En mi opinión, estamos ante una reflexión lúcida y rigurosa, que escapa de los lugares comunes para defender la filosofía, con exquisito cuidado y respeto, de toda
instrumentalización y servicio a fines ajenos, que la destruirían. La argumentación se apoya en un rico aparato crítico. Desfilan en su composición importantes nombres
del pensamiento moderno y contemporáneo: ante todo, Heidegger, Ortega y Gasset, Wittgenstein, Kant; pero también, Weber, Husserl, Frege; y a continuación, Russell, Rorty, Sartre, Berlin, Luhmann, Millas, Searle, entre otros. Podría parecer que ingredientes tan heterogéneos darían lugar a un discurso abigarrado y difícil de seguir. No es así. Pues el autor, en busca de respuesta a las preguntas que se plantea, logra cavar hasta la raíz de esos pensamientos tan distintos, para hallar, sin forzarlos y de un modo sorprendentemente convincente, una unidad fundamental (¿philosophia perennis?), que vierte en un texto claro y bien escrito. Pienso que el libro podría ser una excelente introducción a la filosofía.
Me enfoco a continuación en algunos puntos neurálgicos. Etimológicamente, importar es “llevar hacia nosotros”. Importante es lo que lleva hacia nosotros algo valioso. ¿Qué lleva hacia nosotros la filosofía? La respuesta depende, evidentemente, de lo que se entienda por filosofía. ¿Qué es, pues, filosofía? Cuando el autor quiso responder a esta pregunta de un modo muy conciso escogió proceder dialécticamente, trayendo a presencia el frente polémico representado por una tesis de Bertrand Russel:
ciencia es lo que más o menos sabemos; filosofía es lo que no sabemos 1 . Peña opina que el concepto de Russell ha de tomarse en serio porque tiene a su favor el hecho innegable de que históricamente las distintas ciencias se han ido desprendiendo e independizando, en efecto, de la filosofía; y esto significa, como lo subraya el mismo Russell, que cada avance de la ciencia le roba a la filosofía preguntas que alguna vez le pertenecieron. La suerte de la filosofía está echada: ha de quedarse sin objeto propio –sin un campo epistémico– y sin nada que decir: muda. En tal caso, obviamente, la filosofía no importará nada, porque no tendrá nada valioso que llevar hacia nosotros. Y entretanto, no puede aportarnos otra cosa que el encanto y la entretención de la libertad especulativa y el juego de las opiniones contrapuestas (Russell 2010, 124).

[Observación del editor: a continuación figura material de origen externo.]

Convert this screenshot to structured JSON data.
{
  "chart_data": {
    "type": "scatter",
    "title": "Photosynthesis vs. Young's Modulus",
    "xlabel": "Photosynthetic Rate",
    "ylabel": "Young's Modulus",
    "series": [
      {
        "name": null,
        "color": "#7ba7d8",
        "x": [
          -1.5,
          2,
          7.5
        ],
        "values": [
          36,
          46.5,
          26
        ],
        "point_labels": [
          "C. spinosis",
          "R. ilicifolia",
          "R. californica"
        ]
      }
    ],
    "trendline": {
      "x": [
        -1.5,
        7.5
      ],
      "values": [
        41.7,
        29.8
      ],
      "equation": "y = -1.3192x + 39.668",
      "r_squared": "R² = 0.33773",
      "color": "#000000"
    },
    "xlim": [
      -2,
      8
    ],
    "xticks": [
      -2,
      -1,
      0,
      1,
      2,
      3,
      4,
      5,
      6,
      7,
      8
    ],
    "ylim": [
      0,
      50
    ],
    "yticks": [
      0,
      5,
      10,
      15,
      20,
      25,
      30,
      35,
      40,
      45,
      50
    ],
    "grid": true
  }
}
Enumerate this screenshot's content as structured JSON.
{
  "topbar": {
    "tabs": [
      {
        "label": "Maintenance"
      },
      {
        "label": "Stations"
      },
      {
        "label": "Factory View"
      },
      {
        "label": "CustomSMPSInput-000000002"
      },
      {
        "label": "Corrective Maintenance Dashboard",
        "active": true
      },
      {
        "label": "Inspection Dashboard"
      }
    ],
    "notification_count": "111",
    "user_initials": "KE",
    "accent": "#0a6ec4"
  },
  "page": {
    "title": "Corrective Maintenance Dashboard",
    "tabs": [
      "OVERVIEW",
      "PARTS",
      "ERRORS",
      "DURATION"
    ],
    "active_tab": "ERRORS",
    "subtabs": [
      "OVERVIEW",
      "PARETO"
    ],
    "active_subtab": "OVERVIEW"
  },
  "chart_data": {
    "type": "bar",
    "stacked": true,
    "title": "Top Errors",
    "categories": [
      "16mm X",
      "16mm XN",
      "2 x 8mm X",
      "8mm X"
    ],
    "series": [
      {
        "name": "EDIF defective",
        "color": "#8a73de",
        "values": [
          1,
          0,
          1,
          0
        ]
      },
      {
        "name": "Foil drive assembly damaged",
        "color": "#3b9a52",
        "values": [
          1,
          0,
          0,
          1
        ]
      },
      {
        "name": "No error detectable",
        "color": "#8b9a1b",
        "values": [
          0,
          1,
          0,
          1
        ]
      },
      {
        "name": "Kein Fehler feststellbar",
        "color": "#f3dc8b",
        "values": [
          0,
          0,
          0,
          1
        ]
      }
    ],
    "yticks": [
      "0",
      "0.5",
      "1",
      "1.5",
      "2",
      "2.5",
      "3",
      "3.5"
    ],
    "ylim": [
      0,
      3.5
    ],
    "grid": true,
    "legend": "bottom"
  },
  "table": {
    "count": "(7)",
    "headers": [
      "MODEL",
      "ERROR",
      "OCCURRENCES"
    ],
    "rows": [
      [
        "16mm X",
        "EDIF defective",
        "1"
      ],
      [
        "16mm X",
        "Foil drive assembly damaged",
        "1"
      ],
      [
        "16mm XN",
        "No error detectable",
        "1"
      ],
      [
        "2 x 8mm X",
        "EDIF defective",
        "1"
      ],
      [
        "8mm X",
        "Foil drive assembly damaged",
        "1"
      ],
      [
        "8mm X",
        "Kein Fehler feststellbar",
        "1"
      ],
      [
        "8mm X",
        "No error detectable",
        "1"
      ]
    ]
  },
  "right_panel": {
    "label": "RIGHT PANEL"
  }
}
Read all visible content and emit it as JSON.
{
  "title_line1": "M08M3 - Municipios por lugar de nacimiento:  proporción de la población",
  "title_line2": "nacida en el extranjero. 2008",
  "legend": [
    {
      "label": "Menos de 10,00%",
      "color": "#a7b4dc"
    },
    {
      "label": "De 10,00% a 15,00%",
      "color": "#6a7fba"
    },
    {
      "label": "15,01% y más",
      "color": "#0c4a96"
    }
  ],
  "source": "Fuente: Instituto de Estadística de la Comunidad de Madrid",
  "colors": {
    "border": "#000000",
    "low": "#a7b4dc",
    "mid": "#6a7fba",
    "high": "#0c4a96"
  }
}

Quisiera detenerme en la tesis de Russell. Esta pasa por alto algunas cosas que no debería. Primero, situar la filosofía en el campo de lo que no se sabe <científicamente>,
es tan erróneo como situarla en el campo de lo que se sabe <científicamente>. El reductivismo y simplificación excesiva de su mirada le impiden hacer pie en ese otro
espacio fundamental que descubrió y conquistó Sócrates: la filosofía es el saber del no saber (Apología 21d, 23 b, 29a-b) 2 . Ella no se da en el saber ni el no saber, sino “entre” uno y otro, en el intersticio. Porque es saber del no saber, la filosofía únicamente toma forma y se constituye en el preguntar. El preguntar no se puede dirigir a lo que no se sabe, puesto que no se sabe, ni mucho menos a lo que se sabe, puesto que se sabe 3 3. El preguntar filosófico se dirige al intersticio, donde busca aquello que no es ni puede ser objeto (positum), pero hace posible a los objetos, como la luz a lo visible, para emplear una imagen platónica. Aquello, lo que está latente, lo no pensado, lo que no admite la objetivación porque no está allí al frente, sino subyacente envolviéndolo todo, aquello que Platón y Aristóteles y Agustín y Tomás de Aquino y Heidegger han llamado el ser, eso es aquello por lo que se pregunta la filosofía 4 . Y porque la filosofía se constituye en el preguntar, se prolonga naturalmente en el diálogo, del cual Sócrates es, nuevamente, el maestro. El diálogo tiene como condición de posibilidad que la verdad es un bien común, más precisamente, algo que nadie tiene, sino en lo que se está y se comparte ... e intersubjetivamente se busca. La petulancia de la verdad como un bien privado que puede ser posesión de uno o unos pocos es una invención sofística y gnóstica.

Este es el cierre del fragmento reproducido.